More sparingly should this praise be allowed to the government, where a man’s religious rights are violated by penalties, or fettered by tests, or taxed by a hierarchy. Conscience is the most sacred of all property; other property depending in part on positive law, the exercise of that, being a natural and unalienable right. To guard a man’s house as his castle, to pay public and enforce private debts with the most exact faith, can give no title to invade a man’s conscience which is more sacred than his castle, or to withhold from it that debt of protection, for which the public faith is pledged, by the very nature and original conditions of the social pact.

That is not a just government, nor is property secure under it, where the property which a man has in his personal safety and personal liberty, is violated by arbitrary seizers of one class of citizens for the service of the rest. A magistrate issuing his warrants to a press gang, would be in his proper functions in Turkey or Indostan, under appellations proverbial of the most complete despotism.
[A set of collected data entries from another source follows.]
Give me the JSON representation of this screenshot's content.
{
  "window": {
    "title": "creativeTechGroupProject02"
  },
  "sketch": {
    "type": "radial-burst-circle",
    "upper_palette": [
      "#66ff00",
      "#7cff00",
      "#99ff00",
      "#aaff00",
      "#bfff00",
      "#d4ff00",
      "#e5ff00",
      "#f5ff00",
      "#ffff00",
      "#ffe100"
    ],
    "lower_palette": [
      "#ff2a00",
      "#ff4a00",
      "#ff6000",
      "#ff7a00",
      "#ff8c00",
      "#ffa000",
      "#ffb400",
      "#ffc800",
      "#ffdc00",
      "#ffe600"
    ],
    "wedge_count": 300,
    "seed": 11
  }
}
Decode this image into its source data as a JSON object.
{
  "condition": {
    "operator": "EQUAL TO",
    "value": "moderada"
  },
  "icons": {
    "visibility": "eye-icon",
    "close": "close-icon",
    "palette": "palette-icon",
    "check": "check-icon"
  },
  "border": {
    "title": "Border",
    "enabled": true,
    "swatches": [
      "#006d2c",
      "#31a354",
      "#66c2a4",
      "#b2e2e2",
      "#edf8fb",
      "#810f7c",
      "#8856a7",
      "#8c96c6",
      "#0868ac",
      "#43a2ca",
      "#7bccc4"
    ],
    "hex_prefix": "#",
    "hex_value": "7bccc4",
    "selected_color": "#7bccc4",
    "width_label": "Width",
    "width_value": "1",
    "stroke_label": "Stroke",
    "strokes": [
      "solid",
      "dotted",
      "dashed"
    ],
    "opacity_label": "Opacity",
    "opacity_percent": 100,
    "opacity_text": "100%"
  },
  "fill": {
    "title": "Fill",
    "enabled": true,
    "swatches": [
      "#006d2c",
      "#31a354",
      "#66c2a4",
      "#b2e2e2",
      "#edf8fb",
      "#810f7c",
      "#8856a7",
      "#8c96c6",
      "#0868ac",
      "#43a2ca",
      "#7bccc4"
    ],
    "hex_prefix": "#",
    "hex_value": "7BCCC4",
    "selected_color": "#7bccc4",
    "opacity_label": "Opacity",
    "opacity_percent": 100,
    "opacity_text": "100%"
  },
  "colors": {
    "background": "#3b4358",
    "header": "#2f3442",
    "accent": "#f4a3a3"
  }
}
That is not just a government, nor is property secure under it, where arbitrary restrictions, exemptions, and monopolies deny to part of its citizens that free use of their faculties, and free choice of their occupations, which not only constitute their property in the general sense of the word; but are the means of acquiring property strictly so called. What must be the spirit of legislation where a manufacturer of linen cloth is forbidden to bury his own child in a linen shroud, in order to favor his neighbor who manufactures woolen cloth; where the manufacturer and wearer of woolen cloth are again forbidden the economical use of buttons of that material, in favor of the manufacturer of buttons of other materials!

A just security to property is not afforded by that government, under which unequal taxes oppress one species of property and reward another species: where arbitrary taxes invade the domestic sanctuaries of the rich, and excessive taxes grind the faces of the poor; where the keenness and competitions of want are deemed an insufficient spur to labor, and taxes are again applied, by an unfeeling policy, as another spur; in violation of that sacred property, which Heaven, in decreeing man to earn his bread by the sweat of his brow, kindly reserved to him, in the small repose that could be spared form the supply of his necessities.

If there be a government then which prides itself in maintaining the inviolability of property; which provides that none shall be taken directly even for public use without indemnification to the owner, and yet directly violates the property which individuals have in their opinions, their religion, their persons, and their actual faculties; nay more, which indirectly violates their property, in their actual possessions, in the labor that their daily subsistence, and in the hallowed remnant of time which ought to relieve their fatigues and soothe their cares, the influence will have been anticipated, that such a government is not a pattern for the United States.

If the United States mean to obtain or deserve the full praise due to wise and just governments, they will equally respect the rights of property, and the property in rights: they will rival the government that most sacredly guards the former; and by repelling its example in violating the latter, will make themselves a pattern to that and all other governments.